Assume instead $(2)$ is valid. Then substract $2k\pi\mathrm{i}$ from both sides of $(1)$ and $(2)$:
$$\ln(\mathrm{e}^z) - 2k\pi\mathrm{i} = z\tag{3}$$ $$\ln w - 2k\pi\mathrm{i} = \ln w.\tag{3'}$$
Take $w = e^z$ in $(3')$ and plug the result back into $(3)$. We arrive at
$$\ln(e^z) = z \overset{(1)}{\implies} z \neq z.$$
Where have I gone wrong?
In the world of real numbers, one always has $$ e^{\ln x}=\ln(e^x)=x $$ for $x>0$. However, one should not expect the same thing happens in the world of complex numbers.

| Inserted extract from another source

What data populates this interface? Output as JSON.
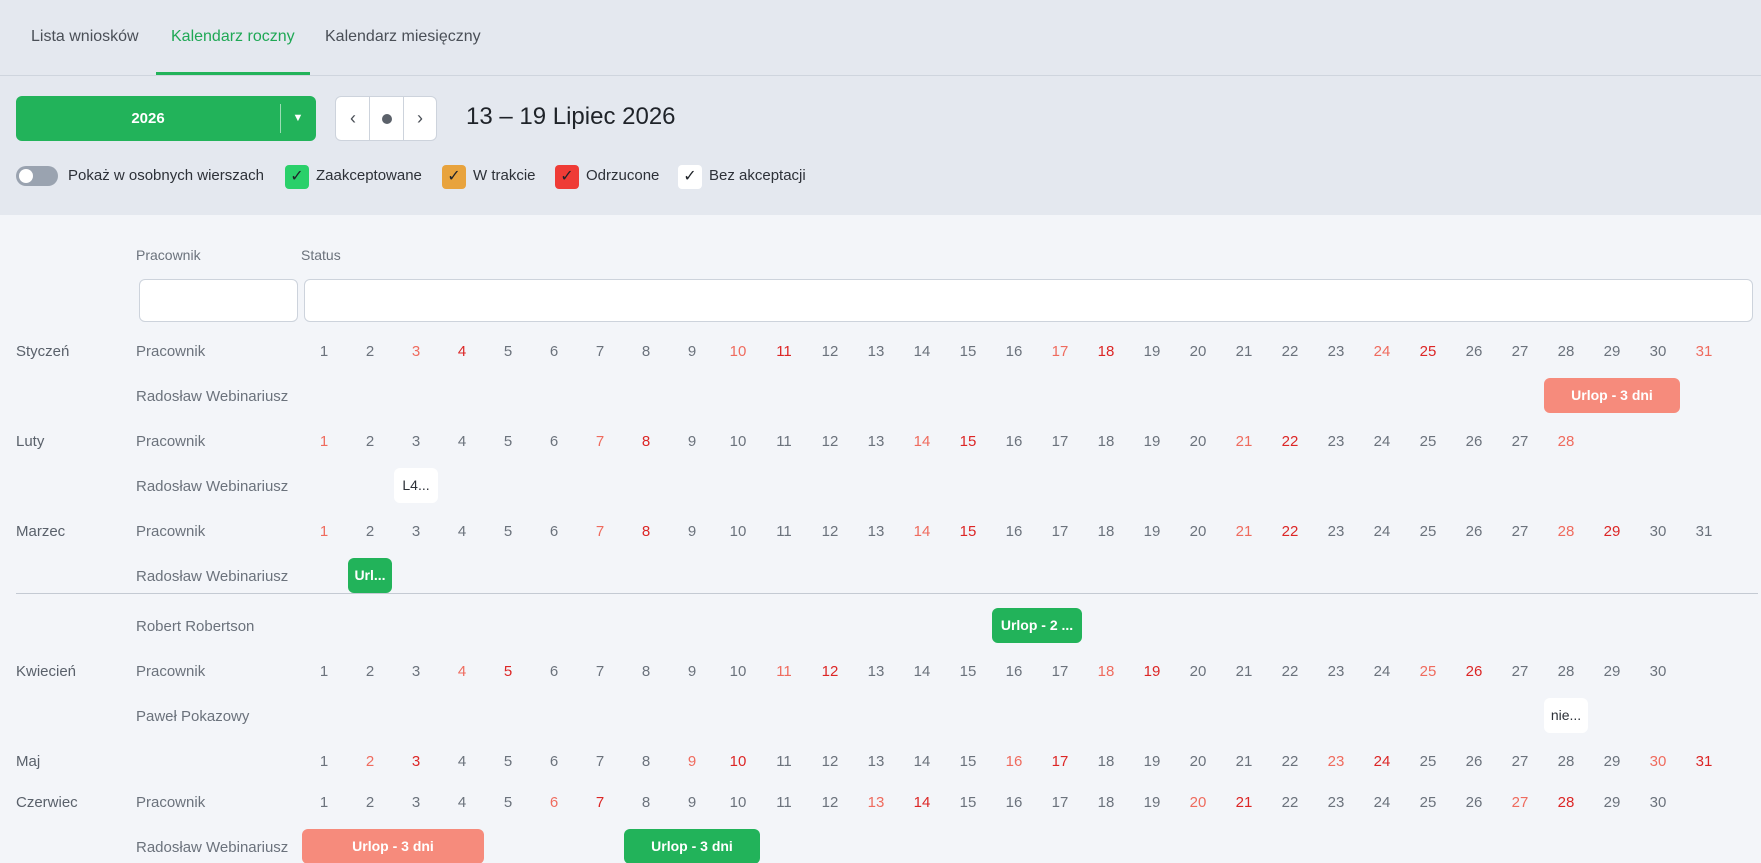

(2) is not a contradiction by "definition" of the complex logarithm and the sentence "In fact, the latter is completely valid as a set equality in light of eq. (43)." in the handout. It is very similar to saying that
$$ \int f(x)\ dx=\int f(x)\ dx+C\tag{*} $$ which is indeed very confusing! One should really understand (using you notation in the post) $\ln z$ as a set, not a complex number. Thus one should avoid doing "cancellation" in (2) just as in (*) one could easily get the nonsense $0=1$ by doing cancellation (let $C=1$).
"Where have I gone wrong?" The identity $\ln(e^z)=z$ and the very last "$\Rightarrow$" sign are incorrect. One needs to be careful that in (1), there is a phrase "unless $k=0$".